My personal take on this bit is that it's not something that customers care about directly, but impedes overall quality, which they do care about. We'll just see how it all goes, of course!


Do I understand correctly that the software layer of Oxide's product will be a hypervisor running VMs with hardware virtualization? If so, that's super surprising to hear from @bcantrill, considering how many talks he gave about running containers without VMs.


It is a bit too early to get into details like this, to be honest. It'll all become more clear publicly as more work gets done :)


Just FYI, in trying to sign up for the email list on your website, I got this error in one attempt:

There are errors below (email address) Too many subscribe attempts for this email address. Please try again in about 5 minutes.


Hey! Thanks for the heads up, can you email Jess [at] oxide [dot] computer and I will add you and try to figure it out! Thanks!


Here us how I understood this and Steve's post was actually more helpful in this than previous announcements.

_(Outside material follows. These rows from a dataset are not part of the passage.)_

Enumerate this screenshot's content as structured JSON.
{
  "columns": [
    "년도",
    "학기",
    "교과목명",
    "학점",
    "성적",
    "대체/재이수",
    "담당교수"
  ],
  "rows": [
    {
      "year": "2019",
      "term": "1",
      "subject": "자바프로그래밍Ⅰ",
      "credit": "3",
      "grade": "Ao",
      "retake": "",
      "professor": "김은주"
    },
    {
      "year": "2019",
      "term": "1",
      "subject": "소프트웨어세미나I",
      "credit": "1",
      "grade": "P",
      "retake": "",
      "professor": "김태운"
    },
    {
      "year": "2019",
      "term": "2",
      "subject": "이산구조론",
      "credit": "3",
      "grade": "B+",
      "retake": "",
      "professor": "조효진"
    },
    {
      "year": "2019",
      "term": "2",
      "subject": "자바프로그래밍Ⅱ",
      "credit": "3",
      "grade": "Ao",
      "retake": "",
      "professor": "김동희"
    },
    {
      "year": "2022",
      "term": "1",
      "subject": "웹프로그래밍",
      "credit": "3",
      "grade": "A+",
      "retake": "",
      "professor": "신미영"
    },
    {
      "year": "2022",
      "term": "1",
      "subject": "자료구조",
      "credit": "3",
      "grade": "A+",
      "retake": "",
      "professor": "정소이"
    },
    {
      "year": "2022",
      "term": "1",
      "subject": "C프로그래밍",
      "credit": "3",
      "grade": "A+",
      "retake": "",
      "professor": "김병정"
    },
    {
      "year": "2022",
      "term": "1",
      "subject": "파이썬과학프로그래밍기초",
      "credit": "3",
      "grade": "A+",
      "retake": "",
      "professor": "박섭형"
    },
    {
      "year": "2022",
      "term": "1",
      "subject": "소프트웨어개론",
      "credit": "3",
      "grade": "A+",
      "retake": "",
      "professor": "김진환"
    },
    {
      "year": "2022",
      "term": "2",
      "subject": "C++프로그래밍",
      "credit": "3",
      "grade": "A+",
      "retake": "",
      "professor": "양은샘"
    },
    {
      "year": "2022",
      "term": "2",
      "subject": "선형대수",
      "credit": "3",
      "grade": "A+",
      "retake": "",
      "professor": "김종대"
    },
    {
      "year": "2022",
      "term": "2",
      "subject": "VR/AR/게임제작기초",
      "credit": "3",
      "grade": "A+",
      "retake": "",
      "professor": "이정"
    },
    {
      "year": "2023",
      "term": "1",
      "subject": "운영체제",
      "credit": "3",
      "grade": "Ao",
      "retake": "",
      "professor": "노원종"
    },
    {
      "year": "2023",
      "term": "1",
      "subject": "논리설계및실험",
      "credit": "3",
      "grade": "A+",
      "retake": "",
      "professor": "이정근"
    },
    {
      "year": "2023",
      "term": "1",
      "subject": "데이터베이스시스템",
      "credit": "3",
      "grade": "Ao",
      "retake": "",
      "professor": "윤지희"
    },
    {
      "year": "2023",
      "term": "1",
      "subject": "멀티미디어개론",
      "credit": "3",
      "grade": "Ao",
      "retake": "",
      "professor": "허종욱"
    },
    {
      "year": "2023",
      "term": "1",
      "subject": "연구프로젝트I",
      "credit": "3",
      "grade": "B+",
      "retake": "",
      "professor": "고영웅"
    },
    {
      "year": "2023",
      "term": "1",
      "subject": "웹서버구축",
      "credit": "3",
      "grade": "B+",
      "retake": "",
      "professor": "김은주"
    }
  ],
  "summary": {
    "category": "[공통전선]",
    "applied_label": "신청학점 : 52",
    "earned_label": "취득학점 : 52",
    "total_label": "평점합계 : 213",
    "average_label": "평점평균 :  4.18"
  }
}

Big cloud and infra companies (Microsoft, Google, Amazon, Facebook) have the resources to build computers, customized for the work in the cloud on the cheap. As a company that is not one of them, you can either buy their cloud offering (paying hefty premium) or choose to build your infra yourself, using run-of-the-mill Dell servers or the like, but then all these customizations will not be available to you or will not be available for the reasonable price.

Oxide is the company that wants to offer servers customized for cloud work to everyone. Whether they will actually ship it to you for you to install in your DC or they will have their own DC - remains to be seen.

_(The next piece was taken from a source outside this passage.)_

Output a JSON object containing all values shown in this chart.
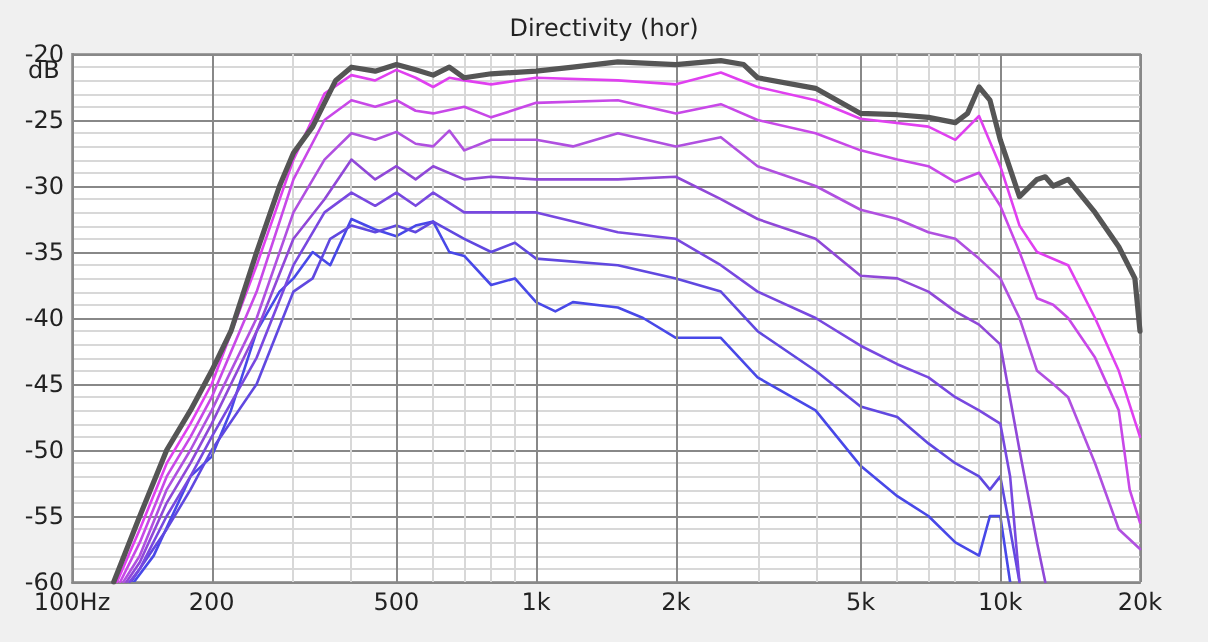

I'm really curious as to what Oxide's plans are who are they selling servers to – individuals or companies? Is the plan to build your own data center or is it to throw a few of their servers in a collocated spot? Who is the competition, cloud providers, VMWare, something else?

Anyways, good luck at your new job it sounds really exciting!

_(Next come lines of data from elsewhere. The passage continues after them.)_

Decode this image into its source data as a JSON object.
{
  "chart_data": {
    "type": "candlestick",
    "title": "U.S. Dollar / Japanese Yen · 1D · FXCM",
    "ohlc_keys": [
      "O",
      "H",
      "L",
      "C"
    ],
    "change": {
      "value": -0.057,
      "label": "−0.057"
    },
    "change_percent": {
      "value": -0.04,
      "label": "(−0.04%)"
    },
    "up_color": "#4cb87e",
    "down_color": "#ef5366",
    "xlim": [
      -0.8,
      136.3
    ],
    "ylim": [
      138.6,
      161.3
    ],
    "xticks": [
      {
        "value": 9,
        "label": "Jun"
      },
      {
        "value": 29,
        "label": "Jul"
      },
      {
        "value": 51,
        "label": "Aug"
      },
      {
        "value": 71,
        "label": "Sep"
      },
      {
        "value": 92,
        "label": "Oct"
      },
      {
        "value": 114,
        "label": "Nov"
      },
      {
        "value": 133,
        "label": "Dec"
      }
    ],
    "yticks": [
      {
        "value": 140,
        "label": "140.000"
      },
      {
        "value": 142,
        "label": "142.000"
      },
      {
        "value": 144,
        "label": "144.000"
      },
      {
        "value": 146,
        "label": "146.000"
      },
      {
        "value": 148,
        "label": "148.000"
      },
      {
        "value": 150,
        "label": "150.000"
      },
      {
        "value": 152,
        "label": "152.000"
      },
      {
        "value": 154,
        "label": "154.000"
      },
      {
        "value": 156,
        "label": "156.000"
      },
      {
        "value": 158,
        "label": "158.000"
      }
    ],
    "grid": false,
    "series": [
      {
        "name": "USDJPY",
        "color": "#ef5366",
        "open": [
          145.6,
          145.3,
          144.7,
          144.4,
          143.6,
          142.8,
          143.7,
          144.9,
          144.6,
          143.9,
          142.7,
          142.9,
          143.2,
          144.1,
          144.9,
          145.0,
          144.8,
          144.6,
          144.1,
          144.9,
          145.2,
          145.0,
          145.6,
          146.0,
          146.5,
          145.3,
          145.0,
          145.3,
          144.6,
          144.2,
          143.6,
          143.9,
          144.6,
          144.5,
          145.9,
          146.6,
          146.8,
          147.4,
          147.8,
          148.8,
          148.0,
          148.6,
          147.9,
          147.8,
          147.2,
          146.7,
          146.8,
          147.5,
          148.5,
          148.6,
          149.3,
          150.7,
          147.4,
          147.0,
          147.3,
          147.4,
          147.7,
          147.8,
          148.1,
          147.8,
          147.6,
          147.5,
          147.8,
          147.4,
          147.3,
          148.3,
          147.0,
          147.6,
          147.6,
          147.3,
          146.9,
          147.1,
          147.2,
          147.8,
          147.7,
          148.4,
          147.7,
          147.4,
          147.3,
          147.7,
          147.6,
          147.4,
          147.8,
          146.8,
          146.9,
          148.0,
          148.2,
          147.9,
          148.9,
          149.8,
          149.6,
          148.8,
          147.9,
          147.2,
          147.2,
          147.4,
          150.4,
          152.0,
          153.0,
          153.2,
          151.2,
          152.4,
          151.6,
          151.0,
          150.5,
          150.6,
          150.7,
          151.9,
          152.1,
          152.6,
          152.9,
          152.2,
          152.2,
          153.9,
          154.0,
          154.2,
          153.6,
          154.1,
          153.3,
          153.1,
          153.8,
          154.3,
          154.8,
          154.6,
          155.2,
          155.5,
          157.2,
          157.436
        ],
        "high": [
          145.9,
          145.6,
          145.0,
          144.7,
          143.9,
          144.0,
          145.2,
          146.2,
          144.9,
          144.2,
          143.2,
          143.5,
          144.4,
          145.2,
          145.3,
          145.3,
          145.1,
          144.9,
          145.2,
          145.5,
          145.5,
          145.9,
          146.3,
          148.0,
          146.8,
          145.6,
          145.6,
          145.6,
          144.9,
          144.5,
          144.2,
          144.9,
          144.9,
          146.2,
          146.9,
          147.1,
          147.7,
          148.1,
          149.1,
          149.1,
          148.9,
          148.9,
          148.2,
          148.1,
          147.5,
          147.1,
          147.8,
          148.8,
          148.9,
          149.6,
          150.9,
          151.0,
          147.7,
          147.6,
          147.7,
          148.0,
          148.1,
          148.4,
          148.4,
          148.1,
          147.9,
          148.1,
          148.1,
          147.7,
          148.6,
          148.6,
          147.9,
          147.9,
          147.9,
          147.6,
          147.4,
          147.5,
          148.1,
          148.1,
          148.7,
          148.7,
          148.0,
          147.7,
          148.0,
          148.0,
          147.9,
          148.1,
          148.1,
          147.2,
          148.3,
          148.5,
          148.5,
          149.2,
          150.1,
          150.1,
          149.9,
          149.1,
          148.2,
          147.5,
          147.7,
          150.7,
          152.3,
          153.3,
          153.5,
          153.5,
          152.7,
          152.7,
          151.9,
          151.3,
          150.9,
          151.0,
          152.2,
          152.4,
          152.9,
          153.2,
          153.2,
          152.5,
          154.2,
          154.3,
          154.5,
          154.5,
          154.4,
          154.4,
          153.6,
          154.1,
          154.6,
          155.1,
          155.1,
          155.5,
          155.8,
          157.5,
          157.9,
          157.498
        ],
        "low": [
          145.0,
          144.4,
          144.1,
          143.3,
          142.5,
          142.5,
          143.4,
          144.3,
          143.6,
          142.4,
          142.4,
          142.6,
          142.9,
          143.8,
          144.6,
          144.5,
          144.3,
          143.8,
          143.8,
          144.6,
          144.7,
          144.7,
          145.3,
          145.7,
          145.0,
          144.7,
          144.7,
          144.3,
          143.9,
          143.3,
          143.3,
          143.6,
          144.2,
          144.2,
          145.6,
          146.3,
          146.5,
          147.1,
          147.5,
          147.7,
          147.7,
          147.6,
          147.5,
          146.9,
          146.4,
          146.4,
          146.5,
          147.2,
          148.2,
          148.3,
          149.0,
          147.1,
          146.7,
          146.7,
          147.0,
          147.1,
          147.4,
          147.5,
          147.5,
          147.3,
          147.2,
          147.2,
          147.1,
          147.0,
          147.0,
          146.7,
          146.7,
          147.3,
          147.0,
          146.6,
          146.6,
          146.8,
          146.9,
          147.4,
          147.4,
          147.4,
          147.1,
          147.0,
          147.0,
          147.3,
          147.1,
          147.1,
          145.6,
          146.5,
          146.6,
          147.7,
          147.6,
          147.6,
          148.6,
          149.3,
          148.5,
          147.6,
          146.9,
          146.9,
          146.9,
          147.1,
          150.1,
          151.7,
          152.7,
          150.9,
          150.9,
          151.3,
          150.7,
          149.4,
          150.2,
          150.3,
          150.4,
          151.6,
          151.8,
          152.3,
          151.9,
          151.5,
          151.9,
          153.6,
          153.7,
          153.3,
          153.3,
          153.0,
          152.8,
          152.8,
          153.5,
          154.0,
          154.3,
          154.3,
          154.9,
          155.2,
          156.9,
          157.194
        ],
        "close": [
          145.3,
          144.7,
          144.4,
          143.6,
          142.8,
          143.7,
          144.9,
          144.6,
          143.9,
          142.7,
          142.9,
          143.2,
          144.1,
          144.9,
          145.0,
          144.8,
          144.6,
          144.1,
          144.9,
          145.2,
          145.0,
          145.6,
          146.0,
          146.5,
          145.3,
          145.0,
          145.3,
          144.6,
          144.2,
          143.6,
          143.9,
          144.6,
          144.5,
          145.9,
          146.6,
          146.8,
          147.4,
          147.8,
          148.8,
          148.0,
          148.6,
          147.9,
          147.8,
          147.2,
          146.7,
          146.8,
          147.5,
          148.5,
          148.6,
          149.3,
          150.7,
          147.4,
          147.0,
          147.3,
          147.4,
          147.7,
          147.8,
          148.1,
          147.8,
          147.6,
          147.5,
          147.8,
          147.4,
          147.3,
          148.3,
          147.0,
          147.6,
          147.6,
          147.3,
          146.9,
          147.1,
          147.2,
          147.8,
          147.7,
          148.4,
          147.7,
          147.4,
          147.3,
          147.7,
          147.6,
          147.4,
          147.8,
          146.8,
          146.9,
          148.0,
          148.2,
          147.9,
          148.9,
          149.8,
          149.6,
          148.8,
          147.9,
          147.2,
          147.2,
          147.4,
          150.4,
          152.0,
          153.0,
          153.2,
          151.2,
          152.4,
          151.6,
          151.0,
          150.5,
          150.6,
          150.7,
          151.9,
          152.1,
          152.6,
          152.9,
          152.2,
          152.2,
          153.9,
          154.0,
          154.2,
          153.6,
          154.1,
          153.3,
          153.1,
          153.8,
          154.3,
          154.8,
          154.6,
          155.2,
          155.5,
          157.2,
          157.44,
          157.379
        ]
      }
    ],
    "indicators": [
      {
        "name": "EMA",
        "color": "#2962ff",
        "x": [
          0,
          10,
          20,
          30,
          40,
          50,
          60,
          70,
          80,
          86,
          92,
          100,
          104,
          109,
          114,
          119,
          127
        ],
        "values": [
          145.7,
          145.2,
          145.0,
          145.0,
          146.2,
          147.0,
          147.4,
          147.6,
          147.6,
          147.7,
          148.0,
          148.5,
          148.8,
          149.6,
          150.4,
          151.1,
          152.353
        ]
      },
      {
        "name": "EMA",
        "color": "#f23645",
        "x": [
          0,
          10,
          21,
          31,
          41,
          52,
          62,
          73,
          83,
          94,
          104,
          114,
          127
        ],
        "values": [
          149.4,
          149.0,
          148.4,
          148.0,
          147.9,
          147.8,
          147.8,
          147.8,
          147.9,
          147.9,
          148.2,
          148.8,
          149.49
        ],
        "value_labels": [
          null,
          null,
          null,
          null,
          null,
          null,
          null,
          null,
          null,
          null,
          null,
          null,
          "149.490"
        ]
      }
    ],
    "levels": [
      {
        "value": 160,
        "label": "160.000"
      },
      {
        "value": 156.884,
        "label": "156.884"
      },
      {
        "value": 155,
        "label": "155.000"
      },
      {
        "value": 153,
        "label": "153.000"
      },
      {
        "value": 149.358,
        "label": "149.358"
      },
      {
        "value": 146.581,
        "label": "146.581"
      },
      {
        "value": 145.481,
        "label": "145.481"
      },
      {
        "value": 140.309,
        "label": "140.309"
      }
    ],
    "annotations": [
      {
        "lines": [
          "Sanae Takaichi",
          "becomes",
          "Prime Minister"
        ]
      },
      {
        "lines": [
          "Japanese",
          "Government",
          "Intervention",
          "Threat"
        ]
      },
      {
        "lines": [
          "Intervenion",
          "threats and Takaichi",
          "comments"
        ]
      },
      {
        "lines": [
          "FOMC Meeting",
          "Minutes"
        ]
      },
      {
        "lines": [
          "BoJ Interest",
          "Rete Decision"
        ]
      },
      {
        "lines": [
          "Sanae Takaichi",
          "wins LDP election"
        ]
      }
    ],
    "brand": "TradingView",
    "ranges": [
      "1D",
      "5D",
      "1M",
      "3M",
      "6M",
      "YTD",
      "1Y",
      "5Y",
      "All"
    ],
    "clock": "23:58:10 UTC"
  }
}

Even though I am an employee of a so-called “hyper-scale” cloud vendor, I really am rooting for Oxide. There are actually a lot of hard problems in this space, and Oxide are inherently more agile than a big cloud vendor. As long as they focus on problems that aren’t enormous monetary black holes (which I’m assuming would end Oxide), they are making the world a better place. Also very much appreciate the podcast.


@steveklabnik: Just out of curiosity, did it not work out at Cloudflare? Seems like a rather short stint.


Still on very good terms with Cloudflare. It was just over a year. I am just extremely excited about what Oxide is up to, and wanted to get in on the ground floor. I wasn't actually planning on leaving Cloudflare, just sometimes, opportunities come up and you have to take them. Or at least, in this instance, I decided I wanted to take it.


Wow, congrats!


404


resolves for me by now


I recently re-did my website, and it is a bit fragile in places. Should be all good now!

(I can't wait until Notion releases an official API...)


Yeah, the waiting is killing me.


I'm not interested in the incessant self promotion of a single individual.

What software products have you written from scratch?

Or are you mostly talking and keeping your name in the press.


Why is "from scratch" the determinant of a good engineer? That's a tiny portion of the work, and only a single component of an individual's contribution.


Obviously if you are not writing your programs in binary by manually magnetizing a hard drive, you are not a _real_ engineer.

I personally only use CPUs that I have hand made from the organic metals mined in my backyard.


I cant stop laughing!!! I may die soon! Awesome reply!